Kebahagiaanpun meliputi hati Julaibib radhiyallahu anhu saat itu. Istri yang cantik dan shalihah akan segera menjadi pendamping hidupnya. Kehidupan baru akan segera ia jalani.
Namun, kiranya kebahagiaan itu hanya sesaat, ketika itu panggilan jihad mengetuk hatinya. Karena pada saat yang bersamaan, Rasulullah Shallallahu ‘alaihi wa sallam memerintahkan kepada kaum Muslimin agar berjihad di jalan Allah dalam perang Uhud.
Perang ini terjadi pada Sabtu 3 Syawal tahun 3 Hijriyah. Sesuai namanya, Perang Uhud terjadi di kaki gunung Uhud. Uhud sendiri merupakan nama sebuah gunung yang terletak di sebelah utara kota Madinah, jaraknya sekitar tiga mil.
Ketika itu Julaibib radhiyallahu anhu harus memilih, antara istri shalihah nan rupawan, atau mati shahid yang selama ini dicita-citakannya?. Akhirnya, perintah Rasulullah SAW dan kerinduan terhadap mati syahid di medan perang menjadi pilihannya.
Seusai peperangan Rasulullah Shallallahu ‘alaihi wa sallam memeriksa barisan. Beliau biasanya menanyakan siapa saja yang syahid dalam peperangan itu.

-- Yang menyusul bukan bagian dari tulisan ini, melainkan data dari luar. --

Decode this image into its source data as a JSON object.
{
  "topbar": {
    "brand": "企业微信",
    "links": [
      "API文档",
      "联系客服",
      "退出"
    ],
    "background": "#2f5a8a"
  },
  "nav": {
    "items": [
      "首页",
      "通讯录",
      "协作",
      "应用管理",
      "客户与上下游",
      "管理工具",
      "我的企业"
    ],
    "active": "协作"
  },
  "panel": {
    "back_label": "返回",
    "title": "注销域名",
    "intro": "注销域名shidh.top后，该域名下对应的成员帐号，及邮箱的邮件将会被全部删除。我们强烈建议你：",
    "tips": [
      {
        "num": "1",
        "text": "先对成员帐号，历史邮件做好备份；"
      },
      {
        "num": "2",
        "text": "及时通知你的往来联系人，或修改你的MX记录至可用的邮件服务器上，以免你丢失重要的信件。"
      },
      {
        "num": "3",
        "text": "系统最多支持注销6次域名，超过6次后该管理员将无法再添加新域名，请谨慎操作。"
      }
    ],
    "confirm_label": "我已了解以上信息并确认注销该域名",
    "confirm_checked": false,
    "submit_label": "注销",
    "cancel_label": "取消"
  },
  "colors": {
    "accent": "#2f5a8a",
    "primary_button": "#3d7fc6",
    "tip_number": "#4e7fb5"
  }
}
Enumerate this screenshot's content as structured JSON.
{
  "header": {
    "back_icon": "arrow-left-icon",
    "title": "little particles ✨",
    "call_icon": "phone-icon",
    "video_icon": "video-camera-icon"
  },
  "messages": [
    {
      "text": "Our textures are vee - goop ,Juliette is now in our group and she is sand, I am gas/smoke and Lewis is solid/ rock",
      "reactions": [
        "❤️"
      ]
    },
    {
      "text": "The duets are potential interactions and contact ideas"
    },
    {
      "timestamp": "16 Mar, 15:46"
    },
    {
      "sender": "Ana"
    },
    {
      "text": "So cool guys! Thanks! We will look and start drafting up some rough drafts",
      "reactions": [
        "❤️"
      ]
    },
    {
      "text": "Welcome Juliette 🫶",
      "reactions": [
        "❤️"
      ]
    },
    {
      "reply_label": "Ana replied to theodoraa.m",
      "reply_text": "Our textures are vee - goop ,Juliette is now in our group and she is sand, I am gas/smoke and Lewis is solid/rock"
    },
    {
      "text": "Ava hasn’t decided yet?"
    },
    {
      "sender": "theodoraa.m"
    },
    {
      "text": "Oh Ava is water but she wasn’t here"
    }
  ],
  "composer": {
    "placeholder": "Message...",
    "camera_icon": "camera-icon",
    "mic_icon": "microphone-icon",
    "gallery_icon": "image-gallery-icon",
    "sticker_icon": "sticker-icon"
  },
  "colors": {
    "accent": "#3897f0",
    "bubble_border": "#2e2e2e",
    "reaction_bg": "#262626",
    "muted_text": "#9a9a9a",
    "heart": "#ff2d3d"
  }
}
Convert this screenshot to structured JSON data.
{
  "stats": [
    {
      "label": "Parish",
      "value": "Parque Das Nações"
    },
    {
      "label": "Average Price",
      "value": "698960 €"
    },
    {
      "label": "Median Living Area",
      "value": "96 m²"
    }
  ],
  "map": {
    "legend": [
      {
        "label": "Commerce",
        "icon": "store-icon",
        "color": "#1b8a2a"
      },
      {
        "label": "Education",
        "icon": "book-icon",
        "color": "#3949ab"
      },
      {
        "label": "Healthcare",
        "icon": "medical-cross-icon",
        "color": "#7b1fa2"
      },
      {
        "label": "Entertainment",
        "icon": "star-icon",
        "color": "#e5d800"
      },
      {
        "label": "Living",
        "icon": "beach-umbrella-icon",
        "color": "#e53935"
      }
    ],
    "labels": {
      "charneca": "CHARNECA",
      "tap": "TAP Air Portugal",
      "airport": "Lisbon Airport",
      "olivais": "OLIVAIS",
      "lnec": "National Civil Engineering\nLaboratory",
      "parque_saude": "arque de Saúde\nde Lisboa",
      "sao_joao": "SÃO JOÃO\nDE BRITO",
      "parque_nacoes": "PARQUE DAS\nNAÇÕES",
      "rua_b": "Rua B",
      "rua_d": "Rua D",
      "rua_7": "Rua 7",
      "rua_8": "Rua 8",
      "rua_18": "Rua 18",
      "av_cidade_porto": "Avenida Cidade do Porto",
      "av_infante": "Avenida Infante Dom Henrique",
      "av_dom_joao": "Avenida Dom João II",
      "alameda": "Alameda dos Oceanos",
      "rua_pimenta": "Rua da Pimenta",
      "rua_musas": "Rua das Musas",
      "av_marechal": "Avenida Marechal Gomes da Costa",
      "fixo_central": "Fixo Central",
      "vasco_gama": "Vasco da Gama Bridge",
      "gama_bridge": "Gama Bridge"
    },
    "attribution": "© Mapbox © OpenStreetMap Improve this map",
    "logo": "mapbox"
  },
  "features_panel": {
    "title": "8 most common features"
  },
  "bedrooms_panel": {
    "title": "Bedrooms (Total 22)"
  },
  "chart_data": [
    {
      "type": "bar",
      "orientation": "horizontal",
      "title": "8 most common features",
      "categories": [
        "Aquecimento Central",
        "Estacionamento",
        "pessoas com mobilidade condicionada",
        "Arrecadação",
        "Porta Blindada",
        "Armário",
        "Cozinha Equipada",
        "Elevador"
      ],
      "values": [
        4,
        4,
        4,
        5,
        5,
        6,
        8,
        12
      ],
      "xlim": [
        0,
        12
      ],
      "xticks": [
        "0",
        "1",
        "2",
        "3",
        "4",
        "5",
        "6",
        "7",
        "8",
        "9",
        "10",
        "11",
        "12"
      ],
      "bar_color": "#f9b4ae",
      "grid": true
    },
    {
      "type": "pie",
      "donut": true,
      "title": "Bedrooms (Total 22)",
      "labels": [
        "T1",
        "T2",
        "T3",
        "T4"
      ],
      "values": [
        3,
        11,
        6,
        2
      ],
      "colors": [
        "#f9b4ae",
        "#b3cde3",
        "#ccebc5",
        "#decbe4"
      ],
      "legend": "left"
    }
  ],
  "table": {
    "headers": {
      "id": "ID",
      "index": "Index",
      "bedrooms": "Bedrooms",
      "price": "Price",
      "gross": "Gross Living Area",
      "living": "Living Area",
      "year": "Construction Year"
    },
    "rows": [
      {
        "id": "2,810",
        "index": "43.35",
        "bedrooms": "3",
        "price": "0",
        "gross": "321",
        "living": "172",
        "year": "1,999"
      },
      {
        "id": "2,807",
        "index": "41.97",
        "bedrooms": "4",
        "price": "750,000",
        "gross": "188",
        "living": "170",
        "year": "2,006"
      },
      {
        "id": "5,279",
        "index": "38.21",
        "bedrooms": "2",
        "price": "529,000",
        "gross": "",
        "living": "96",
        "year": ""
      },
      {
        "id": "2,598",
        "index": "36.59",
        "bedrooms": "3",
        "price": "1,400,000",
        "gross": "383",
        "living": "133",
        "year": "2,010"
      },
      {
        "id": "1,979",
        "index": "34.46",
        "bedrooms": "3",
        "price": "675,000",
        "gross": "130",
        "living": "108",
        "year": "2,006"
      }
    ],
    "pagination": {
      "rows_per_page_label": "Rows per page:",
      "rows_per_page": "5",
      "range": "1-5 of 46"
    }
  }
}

Ketika Rasulullah menanyakan prihal kehilangan Julaibib, tak seorang pun di antara mereka yang tahu tentangnya, seorang mujahid yang telah berperang bersama mereka.
Hadits Rasulullah shallallahu ‘alaihi wasallam :
حَدَّثَنَا إِسْحَقُ بْنُ عُمَرَ بْنِ سَلِيطٍ حَدَّثَنَا حَمَّادُ بْنُ سَلَمَةَ عَنْ ثَابِتٍ عَنْ كِنَانَةَ بْنِ نُعَيْمٍ عَنْ أَبِي بَرْزَةَ أَنَّ النَّبِيَّ صَلَّى اللَّهُ عَلَيْهِ وَسَلَّمَ كَانَ فِي مَغْزًى لَهُ فَأَفَاءَ اللَّهُ عَلَيْهِ فَقَالَ لِأَصْحَابِهِ هَلْ تَفْقِدُونَ مِنْ أَحَدٍ قَالُوا نَعَمْ فُلَانًا وَفُلَانًا وَفُلَانًا ثُمَّ قَالَ هَلْ تَفْقِدُونَ مِنْ أَحَدٍ قَالُوا نَعَمْ فُلَانًا وَفُلَانًا وَفُلَانًا ثُمَّ قَالَ هَلْ تَفْقِدُونَ مِنْ أَحَدٍ قَالُوا لَا قَالَ لَكِنِّي أَفْقِدُ جُلَيْبِيبًا فَاطْلُبُوهُ فَطُلِبَ فِي الْقَتْلَى فَوَجَدُوهُ إِلَى جَنْبِ سَبْعَةٍ قَدْ قَتَلَهُمْ ثُمَّ قَتَلُوهُ فَأَتَى النَّبِيُّ صَلَّى اللَّهُ عَلَيْهِ وَسَلَّمَ فَوَقَفَ عَلَيْهِ فَقَالَ قَتَلَ سَبْعَةً ثُمَّ قَتَلُوهُ هَذَا مِنِّي وَأَنَا مِنْهُ هَذَا مِنِّي وَأَنَا مِنْهُ قَالَ فَوَضَعَهُ عَلَى سَاعِدَيْهِ لَيْسَ لَهُ إِلَّا سَاعِدَا النَّبِيِّ صَلَّى اللَّهُ عَلَيْهِ وَسَلَّمَ قَالَ فَحُفِرَ لَهُ وَوُضِعَ فِي قَبْرِهِ وَلَمْ يَذْكُرْ غَسْلًا
Artinya :Telah menceritakan kepada kami Ishaq bin ‘Umar bin Salith; Telah menceritakan kepada kami Hammad bin Salamah dari Tsabit dari Kinanah bin Nu’aim dari Abu Barzah bahwa pada suatu ketika Rasulullah shallallahu ‘alaihi wasallam dan kaum muslimin bertempur melawan musuh hingga memperoIeh harta rampasan perang.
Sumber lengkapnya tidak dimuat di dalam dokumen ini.